2024/5
WINCANTON PLC ("WINCANTON")
CEVA LOGISTICS UK ROSE LIMITED (A WHOLLY-OWNED SUBSIDIARY OF CEVA LOGISTICS S.A., ITSELF A SUBSIDIARY OF CMA CGM S.A.) ("CEVA")
GXO LOGISTICS, INC ("GXO")
On 19 January 2024, the boards of Wincanton and CEVA announced that they had reached agreement on the terms of a recommended cash offer pursuant to which CEVA would acquire the entire issued and to be issued share capital of Wincanton (the "CEVA Offer"), to be implemented by means of a scheme of arrangement.
On 15 February 2024, Wincanton announced the publication of the scheme circular in relation to the CEVA Offer. That circular included notice of the shareholder meetings to approve the CEVA Offer, which are scheduled to be held on 13 March 2024 (the "Shareholder Meetings").

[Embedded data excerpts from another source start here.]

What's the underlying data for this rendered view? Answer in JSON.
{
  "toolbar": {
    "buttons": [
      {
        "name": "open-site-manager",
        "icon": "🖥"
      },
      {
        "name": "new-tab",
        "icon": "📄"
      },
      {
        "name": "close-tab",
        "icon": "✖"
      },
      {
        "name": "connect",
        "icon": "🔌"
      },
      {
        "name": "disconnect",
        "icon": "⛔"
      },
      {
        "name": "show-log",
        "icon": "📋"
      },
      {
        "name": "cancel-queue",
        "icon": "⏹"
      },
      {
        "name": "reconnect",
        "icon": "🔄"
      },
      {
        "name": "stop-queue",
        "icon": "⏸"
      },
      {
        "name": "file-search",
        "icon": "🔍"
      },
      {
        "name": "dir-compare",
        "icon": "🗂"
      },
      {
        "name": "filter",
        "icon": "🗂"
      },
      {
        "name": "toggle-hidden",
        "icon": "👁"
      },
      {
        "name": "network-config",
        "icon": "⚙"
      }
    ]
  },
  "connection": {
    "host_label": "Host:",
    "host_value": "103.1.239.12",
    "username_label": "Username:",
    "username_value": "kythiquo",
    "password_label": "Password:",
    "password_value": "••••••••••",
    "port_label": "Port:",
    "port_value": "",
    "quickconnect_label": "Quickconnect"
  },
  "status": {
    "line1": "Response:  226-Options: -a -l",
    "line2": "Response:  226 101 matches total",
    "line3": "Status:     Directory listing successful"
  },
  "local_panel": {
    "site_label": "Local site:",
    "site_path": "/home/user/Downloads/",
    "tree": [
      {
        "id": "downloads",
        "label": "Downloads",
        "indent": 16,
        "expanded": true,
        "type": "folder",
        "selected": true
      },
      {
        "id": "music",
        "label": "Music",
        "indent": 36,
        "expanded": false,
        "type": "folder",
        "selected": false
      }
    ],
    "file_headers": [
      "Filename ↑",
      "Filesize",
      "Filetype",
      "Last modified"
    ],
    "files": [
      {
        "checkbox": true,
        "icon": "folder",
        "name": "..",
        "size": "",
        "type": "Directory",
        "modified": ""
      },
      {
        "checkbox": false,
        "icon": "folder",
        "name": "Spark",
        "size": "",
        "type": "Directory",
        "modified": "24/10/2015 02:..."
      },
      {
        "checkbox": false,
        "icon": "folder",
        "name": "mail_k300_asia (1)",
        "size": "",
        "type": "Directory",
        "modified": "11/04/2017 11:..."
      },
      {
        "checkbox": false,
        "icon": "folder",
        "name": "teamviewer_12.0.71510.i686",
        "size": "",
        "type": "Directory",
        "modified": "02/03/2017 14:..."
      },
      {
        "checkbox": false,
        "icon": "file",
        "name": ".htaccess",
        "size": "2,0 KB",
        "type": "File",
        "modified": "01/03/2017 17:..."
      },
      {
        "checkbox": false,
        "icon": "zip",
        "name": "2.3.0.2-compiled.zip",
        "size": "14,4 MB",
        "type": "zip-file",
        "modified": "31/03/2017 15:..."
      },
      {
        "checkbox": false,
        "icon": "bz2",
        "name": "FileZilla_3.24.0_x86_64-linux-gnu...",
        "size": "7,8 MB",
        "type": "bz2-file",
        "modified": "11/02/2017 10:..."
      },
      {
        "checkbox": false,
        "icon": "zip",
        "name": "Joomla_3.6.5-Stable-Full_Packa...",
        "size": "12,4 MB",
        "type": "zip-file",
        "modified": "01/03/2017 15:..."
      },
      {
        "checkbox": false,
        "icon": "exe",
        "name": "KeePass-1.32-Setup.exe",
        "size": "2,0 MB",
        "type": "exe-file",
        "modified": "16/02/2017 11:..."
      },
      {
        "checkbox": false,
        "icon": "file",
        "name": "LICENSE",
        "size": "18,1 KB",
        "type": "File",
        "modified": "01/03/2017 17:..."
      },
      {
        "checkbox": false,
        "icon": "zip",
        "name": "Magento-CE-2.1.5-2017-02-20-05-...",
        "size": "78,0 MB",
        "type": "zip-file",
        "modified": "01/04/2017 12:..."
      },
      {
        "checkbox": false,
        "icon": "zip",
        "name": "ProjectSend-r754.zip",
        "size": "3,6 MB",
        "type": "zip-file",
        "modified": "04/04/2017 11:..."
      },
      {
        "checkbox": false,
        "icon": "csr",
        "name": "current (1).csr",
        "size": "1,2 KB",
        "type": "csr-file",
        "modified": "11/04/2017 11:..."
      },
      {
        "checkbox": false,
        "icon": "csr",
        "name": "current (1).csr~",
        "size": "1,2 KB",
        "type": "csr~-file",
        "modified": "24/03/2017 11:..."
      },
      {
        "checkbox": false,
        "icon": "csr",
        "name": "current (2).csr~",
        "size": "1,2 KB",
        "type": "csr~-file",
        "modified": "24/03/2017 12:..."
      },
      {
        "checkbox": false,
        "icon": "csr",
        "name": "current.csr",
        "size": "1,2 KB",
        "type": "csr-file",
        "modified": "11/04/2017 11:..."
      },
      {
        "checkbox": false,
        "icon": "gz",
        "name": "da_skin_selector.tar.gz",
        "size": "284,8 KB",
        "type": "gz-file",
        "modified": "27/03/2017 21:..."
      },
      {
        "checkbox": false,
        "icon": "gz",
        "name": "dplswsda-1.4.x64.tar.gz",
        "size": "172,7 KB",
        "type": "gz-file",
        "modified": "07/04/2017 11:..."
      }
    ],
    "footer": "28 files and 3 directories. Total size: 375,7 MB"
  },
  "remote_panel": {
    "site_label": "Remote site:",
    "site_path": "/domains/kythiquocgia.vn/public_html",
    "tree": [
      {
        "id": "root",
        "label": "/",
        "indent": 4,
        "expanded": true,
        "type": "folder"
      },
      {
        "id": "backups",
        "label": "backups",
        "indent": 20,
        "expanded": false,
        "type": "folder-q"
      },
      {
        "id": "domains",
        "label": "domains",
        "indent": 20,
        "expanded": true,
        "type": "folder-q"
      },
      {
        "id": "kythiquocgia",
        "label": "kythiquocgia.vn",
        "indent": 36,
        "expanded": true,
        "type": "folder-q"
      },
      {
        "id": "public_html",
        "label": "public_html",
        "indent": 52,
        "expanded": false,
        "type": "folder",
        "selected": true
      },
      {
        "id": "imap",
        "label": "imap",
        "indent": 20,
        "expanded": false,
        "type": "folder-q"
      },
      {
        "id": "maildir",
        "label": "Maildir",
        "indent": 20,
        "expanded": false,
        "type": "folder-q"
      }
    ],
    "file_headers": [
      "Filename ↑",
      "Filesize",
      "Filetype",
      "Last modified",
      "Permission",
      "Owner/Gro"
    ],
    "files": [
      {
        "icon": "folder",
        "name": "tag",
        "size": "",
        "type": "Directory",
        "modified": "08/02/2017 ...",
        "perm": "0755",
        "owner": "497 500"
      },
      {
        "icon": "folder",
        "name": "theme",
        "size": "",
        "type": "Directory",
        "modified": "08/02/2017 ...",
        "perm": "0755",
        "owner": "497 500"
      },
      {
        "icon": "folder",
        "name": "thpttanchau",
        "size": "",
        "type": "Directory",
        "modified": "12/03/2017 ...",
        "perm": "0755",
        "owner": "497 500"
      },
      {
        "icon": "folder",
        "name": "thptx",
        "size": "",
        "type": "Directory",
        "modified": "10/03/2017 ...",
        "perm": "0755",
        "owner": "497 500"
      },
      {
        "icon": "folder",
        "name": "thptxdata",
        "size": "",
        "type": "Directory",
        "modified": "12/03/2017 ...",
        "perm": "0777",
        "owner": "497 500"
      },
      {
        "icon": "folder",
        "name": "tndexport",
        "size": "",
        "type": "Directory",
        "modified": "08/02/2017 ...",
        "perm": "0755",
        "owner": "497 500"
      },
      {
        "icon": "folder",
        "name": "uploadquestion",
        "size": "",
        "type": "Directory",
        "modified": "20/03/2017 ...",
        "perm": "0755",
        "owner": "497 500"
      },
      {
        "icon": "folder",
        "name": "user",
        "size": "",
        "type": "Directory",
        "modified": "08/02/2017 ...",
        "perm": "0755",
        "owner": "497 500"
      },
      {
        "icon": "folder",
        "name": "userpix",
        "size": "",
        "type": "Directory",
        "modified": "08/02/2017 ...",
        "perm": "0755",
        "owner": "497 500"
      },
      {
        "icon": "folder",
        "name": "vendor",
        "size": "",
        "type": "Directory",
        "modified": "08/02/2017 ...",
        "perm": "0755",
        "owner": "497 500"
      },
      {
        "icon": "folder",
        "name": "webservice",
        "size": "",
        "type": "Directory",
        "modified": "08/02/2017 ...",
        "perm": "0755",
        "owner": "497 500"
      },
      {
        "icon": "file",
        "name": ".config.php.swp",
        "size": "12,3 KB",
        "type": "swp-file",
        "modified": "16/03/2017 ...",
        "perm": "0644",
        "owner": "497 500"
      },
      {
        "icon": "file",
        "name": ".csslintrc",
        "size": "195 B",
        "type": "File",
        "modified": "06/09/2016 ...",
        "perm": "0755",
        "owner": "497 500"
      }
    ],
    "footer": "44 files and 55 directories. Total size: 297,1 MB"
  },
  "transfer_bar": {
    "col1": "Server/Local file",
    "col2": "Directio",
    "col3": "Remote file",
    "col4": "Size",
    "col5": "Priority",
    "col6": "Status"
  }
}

On 26 February 2024, CEVA announced an increased and final cash offer for the entire issued and to be issued share capital of Wincanton, subject to the reservations included in that announcement.
On 26 February 2024, Wincanton announced that it had received an approach from a potential competing offeror. In response to press speculation, Wincanton made a further announcement that identified GXO as the potential competing offeror.
Pursuant to Rule 2.6(d) and Section 4 of Appendix 7 of the Takeover Code, the Panel Executive has ruled that, unless the Executive consents otherwise, GXO must by 5.00pm on 6 March 2024, being the seventh day prior to the date of the Shareholder Meetings, either announce a firm intention to make an offer for Wincanton under Rule 2.7 of the Code or announce that it does not intend to make an offer for Wincanton. This deadline will cease to apply if, before that time, a third party other than GXO has announced a firm intention to make an offer for Wincanton under Rule 2.7.
Each of CEVA, GXO and Wincanton has accepted this ruling.